The study also assessed SUVX% for the detection of irAE, previously described in a pilot study from Hribernik et al. in a prospective setting.11 Comparing AUROC curves of SUVX% for predicting irAE status in the three target organs showed similar predictive power to that first reported in our past publication (p > 0.05). This indicates that SUVX% is a consistent QIB for irAE detection, as was previously concluded in Huff et al.14
SUVX% is not a perfect QIB for identification of irAE, as it captures any SUVX% above the threshold due to causes other than inflammation. Specifically, in the case of bowel, there are different patterns of physiological 18F-FDG uptake, and many different factors known and yet to be determined that possibly influence the physiological bowel 18F-FDG uptake, such as metformin and other antidiabetic therapy, gut microbiota, and bowel movement.32,33,34 Additionally, metastases present in organ of interest also impact 18F-FDG uptake and consequently, SUVX%. Although SUVX% were hypothesized to be robust to metastases captured in the volume of interest, a more detailed studies, where segmented lesions would be excluded from organ uptake would help assess the impact of metastases uptake on SUVX% robustness. Other factors that were found to impact value of SUVX% and lead to false-positive results were also infections, reactive lymph nodes and overactive thyroid nodes before ICI treatment. Many of these possible false-positive cases were already described by Aide et al. in his review article.12
There are some limitations in this study. Variation in 18F-FDG PET/CT scan timing was present due to various reasons, mainly radiopharmaceutical outages, special interventions during the COVID-19 pandemic, and patient infections or deterioration of condition as the disease progressed. Also, not all patients were scanned on the same device, limiting quantification consistency across scanners. While potentially challenging, the inconsistencies were deemed acceptable due to comparable scanning protocols, low number of images performed elsewhere and similarity of scanners. For multicentric studies, scanner harmonization was shown to remove potential imaging bias. Another limitation is inconsistency in CNN for organ segmentation between previously published work and the present study. Our studies in consistency of AUROC are a strong indicator of SUVX% robustness over segmentation methods.35
Our future aim is to use prospectively gathered data from this clinical study to analyse the potential role of a W4 18F-FDG PET/CT for prediction of response to ICI. We will evaluate the prediction of response using lesion by lesion analysis, with the possible use of lesion segmentation with CNN and the analysis of different lesion based QIB.

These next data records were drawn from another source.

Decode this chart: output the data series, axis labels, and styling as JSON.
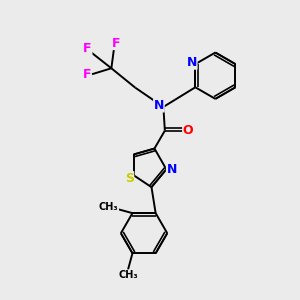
{
  "background_color": "#ebebeb",
  "bond_color": "#000000",
  "atom_colors": {
    "N": "#0000ff",
    "S": "#cccc00",
    "O": "#ff0000",
    "F": "#ff00ff",
    "C": "#000000"
  },
  "figsize": [
    3.0,
    3.0
  ],
  "dpi": 100,
  "lw": 1.4,
  "lw_dbl": 1.2
}
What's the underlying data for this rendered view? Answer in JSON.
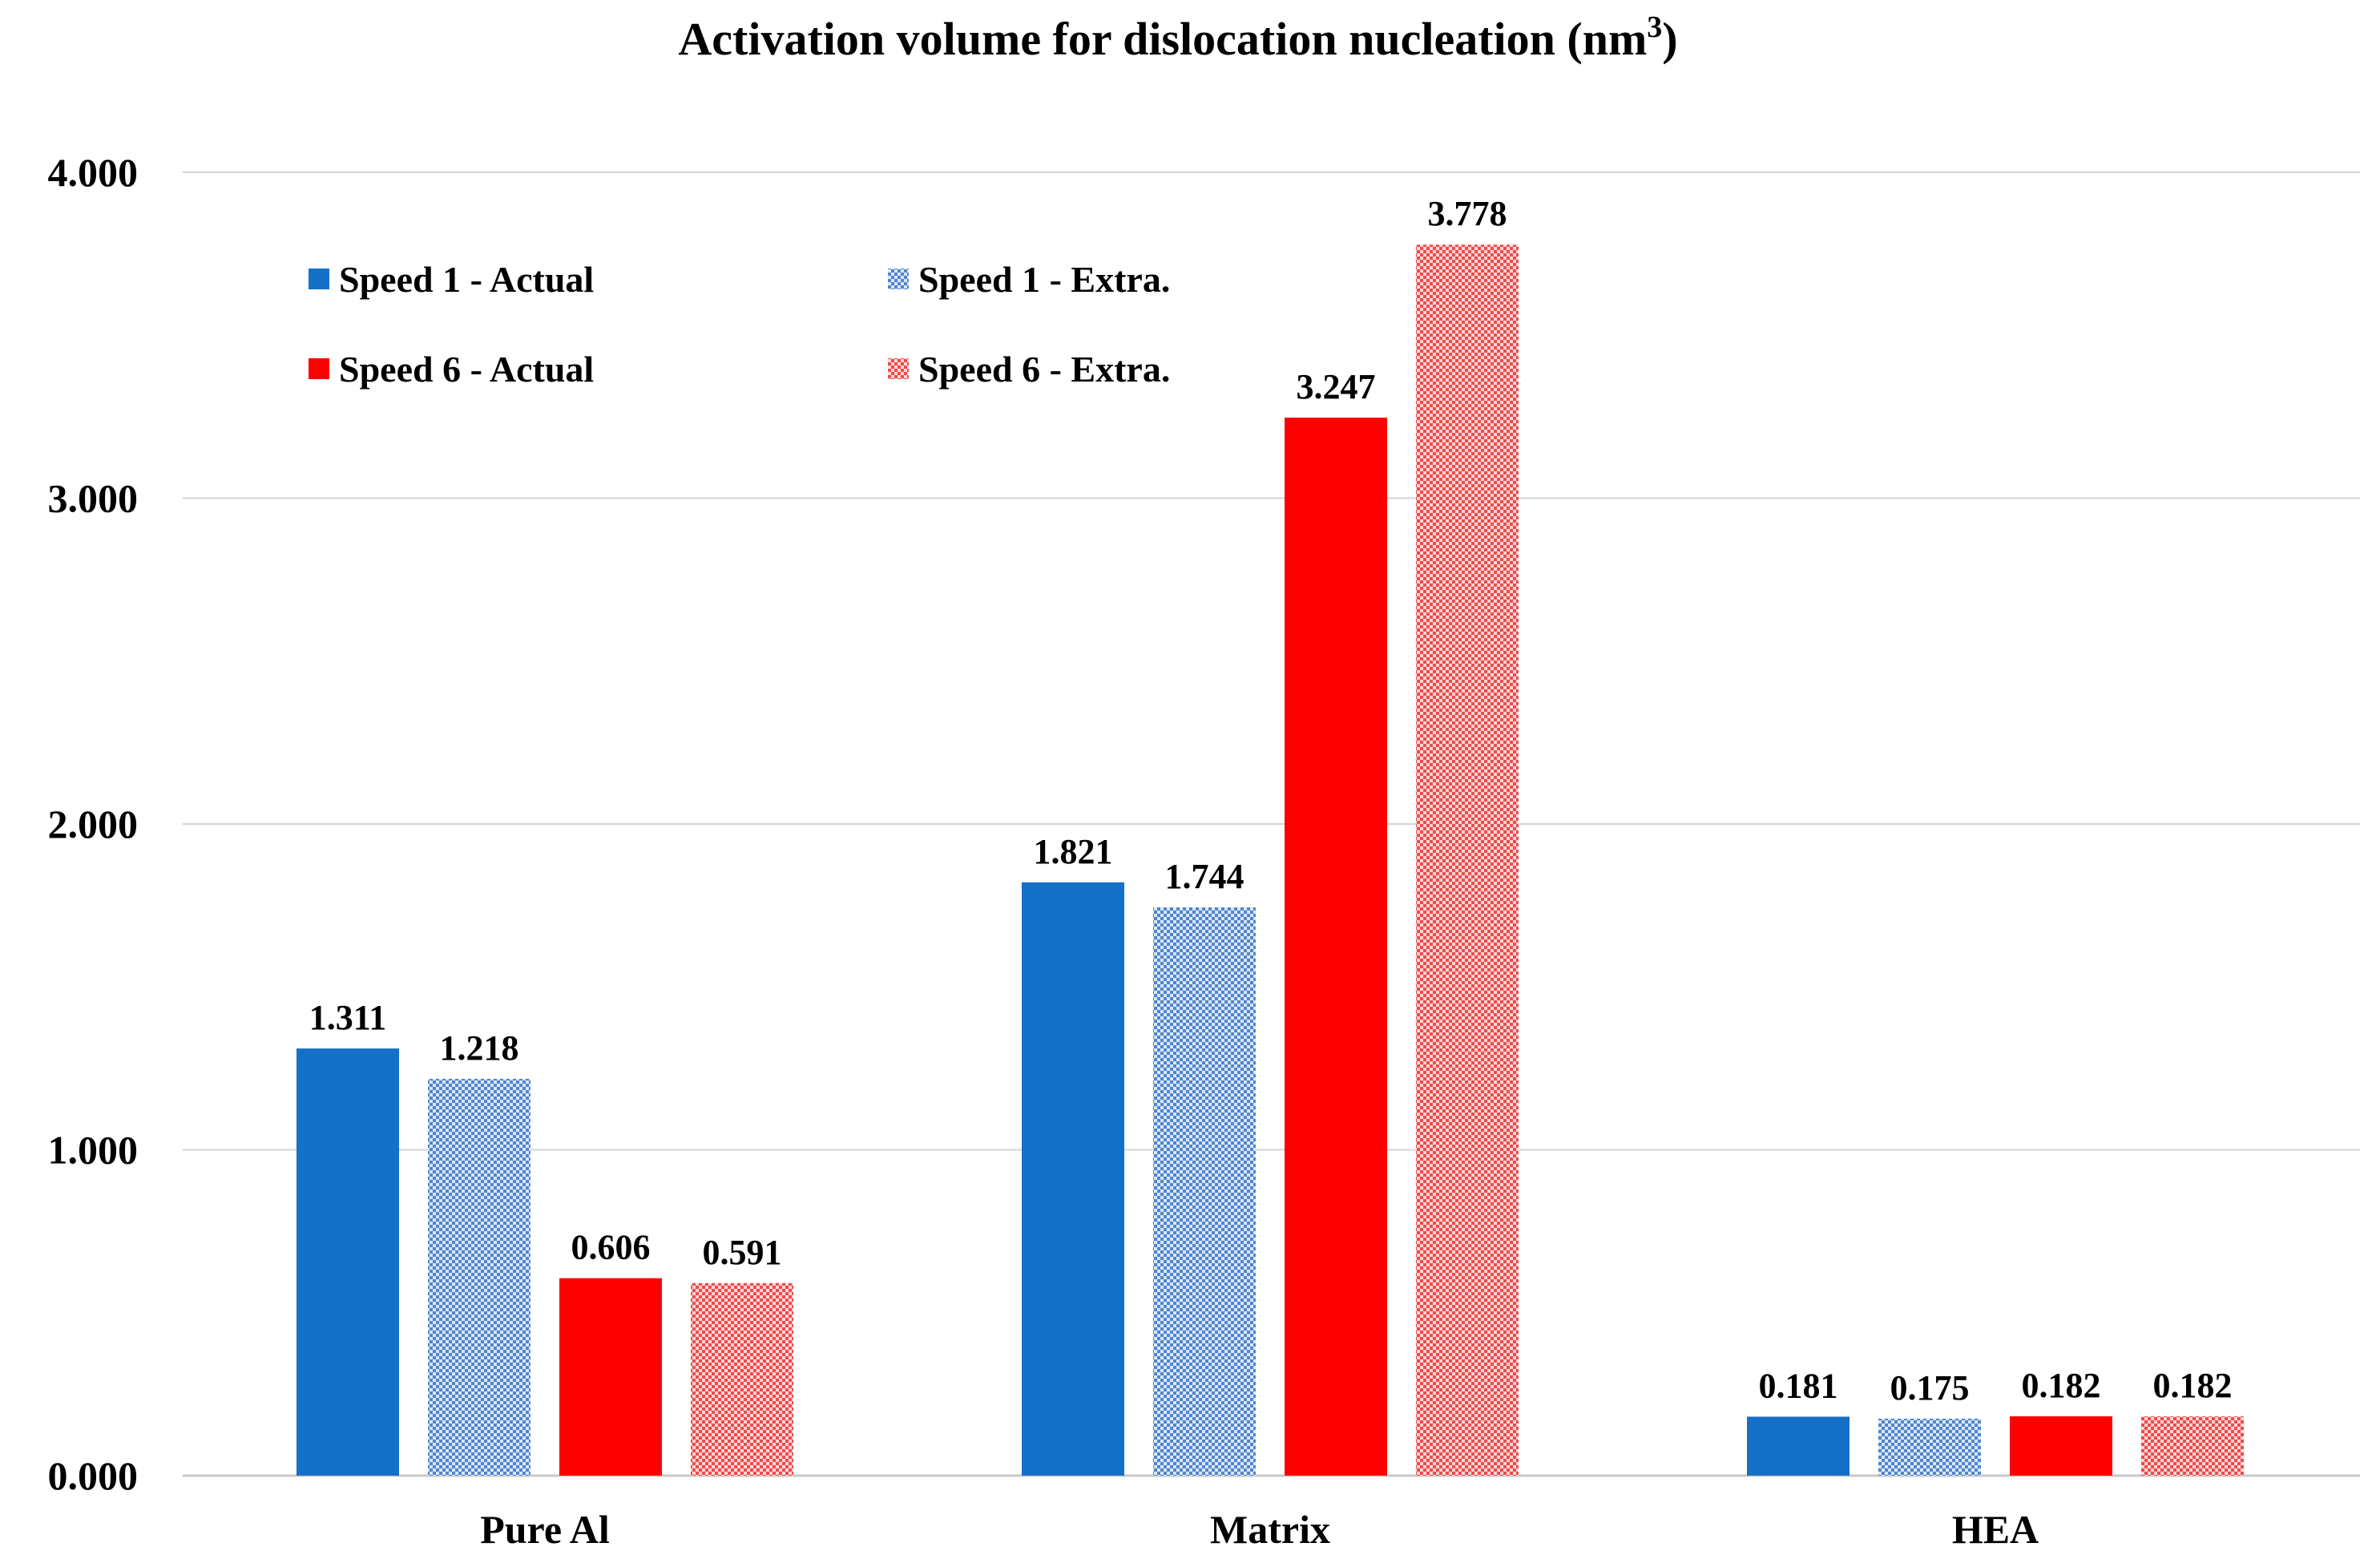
{
  "chart_data": {
    "type": "bar",
    "title": "Activation volume for dislocation nucleation (nm",
    "title_superscript": "3",
    "title_suffix": ")",
    "xlabel": "",
    "ylabel": "",
    "categories": [
      "Pure Al",
      "Matrix",
      "HEA"
    ],
    "ylim": [
      0,
      4
    ],
    "yticks": [
      0,
      1,
      2,
      3,
      4
    ],
    "ytick_labels": [
      "0.000",
      "1.000",
      "2.000",
      "3.000",
      "4.000"
    ],
    "grid": true,
    "legend_position": "top-left",
    "series": [
      {
        "name": "Speed 1 - Actual",
        "color": "#1570c8",
        "pattern": "solid",
        "values": [
          1.311,
          1.821,
          0.181
        ],
        "labels": [
          "1.311",
          "1.821",
          "0.181"
        ]
      },
      {
        "name": "Speed 1 - Extra.",
        "color": "#7fa6dc",
        "pattern": "checker",
        "values": [
          1.218,
          1.744,
          0.175
        ],
        "labels": [
          "1.218",
          "1.744",
          "0.175"
        ]
      },
      {
        "name": "Speed 6 - Actual",
        "color": "#ff0000",
        "pattern": "solid",
        "values": [
          0.606,
          3.247,
          0.182
        ],
        "labels": [
          "0.606",
          "3.247",
          "0.182"
        ]
      },
      {
        "name": "Speed 6 - Extra.",
        "color": "#f07a7a",
        "pattern": "checker",
        "values": [
          0.591,
          3.778,
          0.182
        ],
        "labels": [
          "0.591",
          "3.778",
          "0.182"
        ]
      }
    ]
  }
}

This is the first study to quantitatively analyse early timepoint 18F-FDG PET/CT using SUVX% for detection of irAE in mM patients on ICI. While SUVX% ware found to be a consistent biomarker of irAE, its use on a W4 18F-FDG PET/CT had no higher performance compared to subsequent imaging. As the level of statistics exceeds a single-center studies, further larger studies are needed to investigate the use QIB of 18F-FDG PET/CT.